La «guerra non ortodossa» della strategia della tensione
Martedì 13 febbraio c’è stato il secondo appuntamento per i Pomeriggi in San Barnaba, dedicati quest’anno a «La città ferita». Alle 18, nella sala di corso Magenta, a Brescia, Mirco Dondi, professore di Storia contemporanea e di Storia e Analisi delle Comunicazioni di Massa all’Università di Bologna, è intervenuto sul tema «La strategia della tensione». Pubblichiamo un abstract del suo intervento, che proponiamo integralmente nel video qui sotto.

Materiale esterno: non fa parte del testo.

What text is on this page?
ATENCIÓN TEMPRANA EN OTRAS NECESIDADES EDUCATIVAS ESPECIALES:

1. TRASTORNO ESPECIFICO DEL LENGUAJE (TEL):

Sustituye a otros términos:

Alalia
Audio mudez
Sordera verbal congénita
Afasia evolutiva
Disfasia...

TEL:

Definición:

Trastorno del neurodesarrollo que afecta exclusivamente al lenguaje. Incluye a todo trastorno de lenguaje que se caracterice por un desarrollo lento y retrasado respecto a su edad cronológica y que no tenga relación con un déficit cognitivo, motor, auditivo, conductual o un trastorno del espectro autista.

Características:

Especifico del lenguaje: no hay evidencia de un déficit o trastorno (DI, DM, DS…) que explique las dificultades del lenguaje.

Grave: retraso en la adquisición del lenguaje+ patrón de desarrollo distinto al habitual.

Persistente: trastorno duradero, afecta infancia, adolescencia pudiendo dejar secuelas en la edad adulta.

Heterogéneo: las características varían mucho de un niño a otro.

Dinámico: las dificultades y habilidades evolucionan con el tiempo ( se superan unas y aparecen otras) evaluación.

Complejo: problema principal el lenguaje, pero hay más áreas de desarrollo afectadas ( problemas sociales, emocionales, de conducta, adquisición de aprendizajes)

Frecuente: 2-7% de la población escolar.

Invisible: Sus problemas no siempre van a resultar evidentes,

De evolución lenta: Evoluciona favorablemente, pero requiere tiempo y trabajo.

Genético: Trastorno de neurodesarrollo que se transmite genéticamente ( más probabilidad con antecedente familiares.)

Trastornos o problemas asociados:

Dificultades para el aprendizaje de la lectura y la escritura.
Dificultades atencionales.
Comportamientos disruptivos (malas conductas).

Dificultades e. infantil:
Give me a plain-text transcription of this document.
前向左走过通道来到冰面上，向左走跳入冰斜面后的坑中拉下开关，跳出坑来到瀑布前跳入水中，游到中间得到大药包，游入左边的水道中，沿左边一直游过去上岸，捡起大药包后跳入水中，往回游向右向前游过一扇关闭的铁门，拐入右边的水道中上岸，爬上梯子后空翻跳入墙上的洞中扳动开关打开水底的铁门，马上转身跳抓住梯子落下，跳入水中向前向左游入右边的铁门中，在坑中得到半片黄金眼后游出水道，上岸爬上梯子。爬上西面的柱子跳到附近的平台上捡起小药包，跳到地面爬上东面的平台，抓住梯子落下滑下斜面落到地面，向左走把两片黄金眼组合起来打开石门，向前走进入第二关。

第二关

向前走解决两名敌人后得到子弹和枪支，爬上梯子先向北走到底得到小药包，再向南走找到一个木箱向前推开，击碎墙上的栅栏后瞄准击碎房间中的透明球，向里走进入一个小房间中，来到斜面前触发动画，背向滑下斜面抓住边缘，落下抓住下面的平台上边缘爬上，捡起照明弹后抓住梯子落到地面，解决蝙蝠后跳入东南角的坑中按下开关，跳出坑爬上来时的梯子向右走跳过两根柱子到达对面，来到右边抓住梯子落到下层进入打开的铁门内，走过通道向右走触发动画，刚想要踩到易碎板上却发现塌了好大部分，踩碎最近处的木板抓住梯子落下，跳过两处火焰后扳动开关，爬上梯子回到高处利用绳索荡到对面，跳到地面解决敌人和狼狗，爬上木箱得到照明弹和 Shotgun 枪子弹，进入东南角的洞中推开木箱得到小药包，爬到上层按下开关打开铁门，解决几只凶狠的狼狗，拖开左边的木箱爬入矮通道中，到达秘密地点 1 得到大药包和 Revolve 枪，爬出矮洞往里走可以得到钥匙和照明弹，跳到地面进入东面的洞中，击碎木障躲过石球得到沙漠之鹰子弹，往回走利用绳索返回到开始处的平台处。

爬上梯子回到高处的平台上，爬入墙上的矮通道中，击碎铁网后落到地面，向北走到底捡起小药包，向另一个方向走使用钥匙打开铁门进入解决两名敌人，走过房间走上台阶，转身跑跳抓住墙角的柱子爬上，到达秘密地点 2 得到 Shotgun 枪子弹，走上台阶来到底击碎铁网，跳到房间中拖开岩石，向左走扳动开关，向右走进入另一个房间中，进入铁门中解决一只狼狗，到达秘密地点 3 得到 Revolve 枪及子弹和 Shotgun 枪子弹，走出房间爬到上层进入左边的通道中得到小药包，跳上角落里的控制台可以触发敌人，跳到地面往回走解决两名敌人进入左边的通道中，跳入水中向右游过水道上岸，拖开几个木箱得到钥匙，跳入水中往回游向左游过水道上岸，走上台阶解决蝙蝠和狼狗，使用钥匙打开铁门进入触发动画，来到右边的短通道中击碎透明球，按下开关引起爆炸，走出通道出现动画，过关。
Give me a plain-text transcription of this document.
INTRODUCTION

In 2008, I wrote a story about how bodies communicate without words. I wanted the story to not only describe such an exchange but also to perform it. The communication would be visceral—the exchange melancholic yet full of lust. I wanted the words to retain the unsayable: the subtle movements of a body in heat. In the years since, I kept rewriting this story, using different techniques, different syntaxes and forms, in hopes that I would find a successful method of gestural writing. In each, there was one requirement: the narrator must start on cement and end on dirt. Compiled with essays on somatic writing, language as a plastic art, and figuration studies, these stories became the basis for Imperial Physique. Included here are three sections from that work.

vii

Storicamente la strategia della tensione è associata agli attentati dello stragismo nero che iniziano il 12 dicembre 1969 con la strage di Piazza Fontana a Milano e terminano il 4 agosto 1974 con la bomba sul treno Italicus, esplosa nel punto finale di una galleria dell’Appennino tosco emiliano. «Strategy of tension» compare per la prima volta il 14 dicembre 1969 nella pagine del settimanale britannico The Observer che, senza infingimenti, si chiede a chi possa giovare l’attentato, leggendone la riscossione dell’effetto nel vantaggio che ne possono trarre le forze moderate e conservatrici, senza ovviamente attribuire a loro la responsabilità della strage. La strategia della tensione diviene una forma di pressione psicologica sulla popolazione per sedarne gli animi rivendicativi e per spingere verso un desiderio di ordine.
Nell’autunno 1969 le lotte sindacali si traducono in importanti aumenti salariali e, di fatto, in una forma di redistribuzione della ricchezza che proviene dal basso saltando la mediazione parlamentare. Tutti gli attentati terroristici servono a spostare gli equilibri politici, ma con la strategia della tensione si aggiunge l’ulteriore pressione della stampa. Soffia sugli eventi anche un irresponsabile comunicato del presidente della Repubblica Giuseppe Saragat il quale condanna gli atti di violenza avvenuti nel corso delle precedenti manifestazioni, quasi a metterli in relazione con l’attentato, indirizzando ai magistrati un monito a non lasciare nulla di impunito, a cominciare dal pregresso dei mesi precedenti.
Poi, dopo Piazza Fontana, c’è l’indagine pilotata che mira a funzionare come elemento persuasivo diluito nel tempo con l’immediata individuazione di un colpevole già designato, l’anarchico Pietro Valpreda, subito trasformato in mostro nelle prime pagine dei giornali. La strategia della tensione sortisce da un meccanismo di guerra non ortodossa concepito quattro anni prima nel convegno romano dell’Istituto Pollio, paravento del Capo di Stato Maggiore dell’Esercito, al quale partecipano uomini attivi nella strategia della tensione, su tutti l’agente del Sid Guido Giannettini.
In quel convegno ci sono i più alti esponenti di Ordine Nuovo (l’organizzazione di estrema destra implicata nelle stragi di Piazza Fontana, della Questura di Milano e di Brescia) e i giornalisti legati al mondo della destra parafascista che saranno chiamati a soffiare sul fuoco acceso dall’esplosione. Ne è riprova l’inchiesta giornalistica di Danilo Maestosi (Il Tempo e Gente) che ha irrorato nei primi tempi la pista rossa, assecondata dal Corriere della Sera, che, ben servito dalle cancellerie del tribunale, è stato grado di anticipare i primi verbali di interrogatorio, per non parlare delle invocazioni allo stato di emergenza (obiettivo degli ordinovisti) apparse sulle pagine de Il Tempo.
La strategia della tensione si esplica, con forme diverse, anche in altri momenti: i disordini di Reggio Calabria nell’estate del ’70, con la strage dimenticata di Gioia Tauro, e, nel maggio 1972, con la strage di Peteano. Sono tutti episodi che rendono l’Italia, agli occhi dell’ambasciata britannica e in parte anche di quella francese, un Paese turbolento quando non tenebroso in alcuni suoi affari, con un atteggiamento non pienamente convincente anche da parte della Dc, partito non immune, in alcuni suoi elementi, da manovre di strategia della tensione, come rivela Aldo Moro nel suo Memoriale. Come effetto prolungato nel tempo, la strategia delle tensione inasprisce le tensioni nel Paese. La democrazia sarà salvata dalla coscienza civile dei cittadini. Le immense partecipazioni ai funerali delle vittime sono una testimonianza del rifiuto a cadere nelle provocazioni finalizzate a imboccare derive autoritarie.